Enlever la liberté, effacer la mémoire, endoctriner les jeunes sont les trois indicateurs de la colonisation culturelle et idéologique de tous les temps. Le Pape François, dans l’homélie de la messe de ce 23 novembre à la Maison Sainte-Marthe, revient sur ce sujet inspiré des Lectures de la semaine en cours, qui racontent la persécution du roi Antiochus, surnommé Épiphane, contre les Maccabées fidèles à la loi des Pères.

Ce qui est arrivé au peuple de Dieu «arrive chaque fois qu’une nouvelle dictature culturelle ou idéologique émerge sur Terre, qui est une colonisation». «Pensez à ce qu’ont fait les dictatures du siècle dernier en Europe» et aux «écoles d’endoctrinement» qui ont vu le jour qui détruisent «les différences, l’histoire» et «ceux qui ne pensent pas ainsi sont mis de côté et même persécutés».

 En Europe, où «ceux qui s’opposaient aux dictatures génocidaires» étaient menacés, privés de liberté «autres formes de torture». Et avec la liberté, la colonisation idéologique et culturelle enlève aussi la mémoire, la réduisant à une «légende», un vieux «mensonge».
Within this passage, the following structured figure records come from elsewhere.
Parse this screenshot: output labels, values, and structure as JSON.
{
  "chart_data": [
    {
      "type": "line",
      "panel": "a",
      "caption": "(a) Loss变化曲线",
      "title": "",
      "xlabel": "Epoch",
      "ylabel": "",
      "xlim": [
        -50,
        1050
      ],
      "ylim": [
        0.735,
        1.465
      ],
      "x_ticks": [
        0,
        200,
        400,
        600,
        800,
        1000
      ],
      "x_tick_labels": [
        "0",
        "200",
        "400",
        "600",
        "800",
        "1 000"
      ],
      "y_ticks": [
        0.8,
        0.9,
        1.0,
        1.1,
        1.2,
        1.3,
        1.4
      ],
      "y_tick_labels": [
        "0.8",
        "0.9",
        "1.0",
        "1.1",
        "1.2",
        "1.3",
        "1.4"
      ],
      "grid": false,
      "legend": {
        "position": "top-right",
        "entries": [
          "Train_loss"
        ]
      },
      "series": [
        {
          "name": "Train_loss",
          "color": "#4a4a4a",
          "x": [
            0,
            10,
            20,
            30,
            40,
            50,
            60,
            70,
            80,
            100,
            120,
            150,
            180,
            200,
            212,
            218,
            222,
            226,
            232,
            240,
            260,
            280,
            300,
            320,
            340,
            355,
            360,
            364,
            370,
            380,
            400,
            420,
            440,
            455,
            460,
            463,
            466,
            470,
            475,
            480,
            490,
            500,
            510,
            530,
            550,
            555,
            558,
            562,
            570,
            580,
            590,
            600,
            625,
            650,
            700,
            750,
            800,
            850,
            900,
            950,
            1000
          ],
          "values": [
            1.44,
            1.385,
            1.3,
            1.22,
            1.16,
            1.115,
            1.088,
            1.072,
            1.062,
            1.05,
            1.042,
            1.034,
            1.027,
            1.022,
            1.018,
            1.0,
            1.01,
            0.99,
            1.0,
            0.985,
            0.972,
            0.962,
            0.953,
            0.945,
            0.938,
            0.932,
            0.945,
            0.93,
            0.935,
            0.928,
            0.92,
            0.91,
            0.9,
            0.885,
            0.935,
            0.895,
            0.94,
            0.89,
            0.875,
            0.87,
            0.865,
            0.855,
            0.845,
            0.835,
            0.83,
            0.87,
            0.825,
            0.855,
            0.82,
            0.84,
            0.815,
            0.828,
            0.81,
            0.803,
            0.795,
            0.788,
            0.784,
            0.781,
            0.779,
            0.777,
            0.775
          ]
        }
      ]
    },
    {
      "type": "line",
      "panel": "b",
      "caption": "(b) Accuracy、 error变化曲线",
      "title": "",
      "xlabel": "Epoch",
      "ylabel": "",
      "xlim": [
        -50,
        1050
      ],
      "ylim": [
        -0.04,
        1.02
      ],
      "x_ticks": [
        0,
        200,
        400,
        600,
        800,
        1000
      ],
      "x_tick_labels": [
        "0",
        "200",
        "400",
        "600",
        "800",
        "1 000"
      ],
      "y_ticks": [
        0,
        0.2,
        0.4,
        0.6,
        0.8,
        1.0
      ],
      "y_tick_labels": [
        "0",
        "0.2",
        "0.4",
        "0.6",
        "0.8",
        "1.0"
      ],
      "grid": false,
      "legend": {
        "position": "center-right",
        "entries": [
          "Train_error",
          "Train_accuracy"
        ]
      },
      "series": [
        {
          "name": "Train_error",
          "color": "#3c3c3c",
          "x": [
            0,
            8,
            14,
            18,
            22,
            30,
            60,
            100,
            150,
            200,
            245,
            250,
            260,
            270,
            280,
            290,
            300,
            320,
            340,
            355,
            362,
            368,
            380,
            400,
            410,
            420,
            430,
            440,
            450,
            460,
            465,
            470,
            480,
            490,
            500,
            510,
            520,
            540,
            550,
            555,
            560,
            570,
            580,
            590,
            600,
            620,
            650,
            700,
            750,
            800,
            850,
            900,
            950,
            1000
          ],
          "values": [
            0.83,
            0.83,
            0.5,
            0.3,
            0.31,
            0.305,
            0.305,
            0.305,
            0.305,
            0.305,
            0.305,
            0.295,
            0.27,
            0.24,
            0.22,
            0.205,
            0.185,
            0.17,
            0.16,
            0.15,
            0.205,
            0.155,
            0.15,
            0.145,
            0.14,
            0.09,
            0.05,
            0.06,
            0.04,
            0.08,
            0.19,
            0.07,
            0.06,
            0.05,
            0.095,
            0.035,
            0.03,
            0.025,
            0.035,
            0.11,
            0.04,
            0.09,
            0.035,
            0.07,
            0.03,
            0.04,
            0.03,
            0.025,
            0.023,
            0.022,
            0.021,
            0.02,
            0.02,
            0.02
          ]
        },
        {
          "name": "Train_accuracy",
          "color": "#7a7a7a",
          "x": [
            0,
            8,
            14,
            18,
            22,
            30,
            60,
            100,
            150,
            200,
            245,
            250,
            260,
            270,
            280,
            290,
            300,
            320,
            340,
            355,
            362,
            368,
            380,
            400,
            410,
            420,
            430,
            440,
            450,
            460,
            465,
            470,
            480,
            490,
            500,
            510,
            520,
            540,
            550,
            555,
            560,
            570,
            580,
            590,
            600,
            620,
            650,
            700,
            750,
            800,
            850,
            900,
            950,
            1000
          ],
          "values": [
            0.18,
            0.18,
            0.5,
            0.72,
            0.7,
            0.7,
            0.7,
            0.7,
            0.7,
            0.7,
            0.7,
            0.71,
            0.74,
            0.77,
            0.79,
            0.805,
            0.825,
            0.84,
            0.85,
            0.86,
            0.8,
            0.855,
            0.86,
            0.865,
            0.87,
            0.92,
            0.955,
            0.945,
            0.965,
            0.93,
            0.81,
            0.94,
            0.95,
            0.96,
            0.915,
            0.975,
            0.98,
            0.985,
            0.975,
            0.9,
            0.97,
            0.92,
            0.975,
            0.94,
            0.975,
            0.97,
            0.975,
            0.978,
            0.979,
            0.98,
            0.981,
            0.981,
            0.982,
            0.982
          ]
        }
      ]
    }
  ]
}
Ainsi, comme la mère des Maccabées exhorte ses fils à faire front au martyr, la femme a un rôle de protectrice de la mémoire «du salut, du peuple de Dieu» et des racines historiques. «La mémoire est celle qui nous aide à vaincre tout système éducatif pervers.»

La femme est aussi celle qui a la mémoire de la langue, celle des Pères et du dialecte, une langue invincible à la colonisation culturelle qu’elle protège. La figure de la mère, «tendresse féminine et courage viril» à la fois, fait ainsi penser, que «seule la force de la femme est capable de résister à la colonisation culturelle, défendre l’histoire d’un peuple et transmettre la foi» à leurs fils.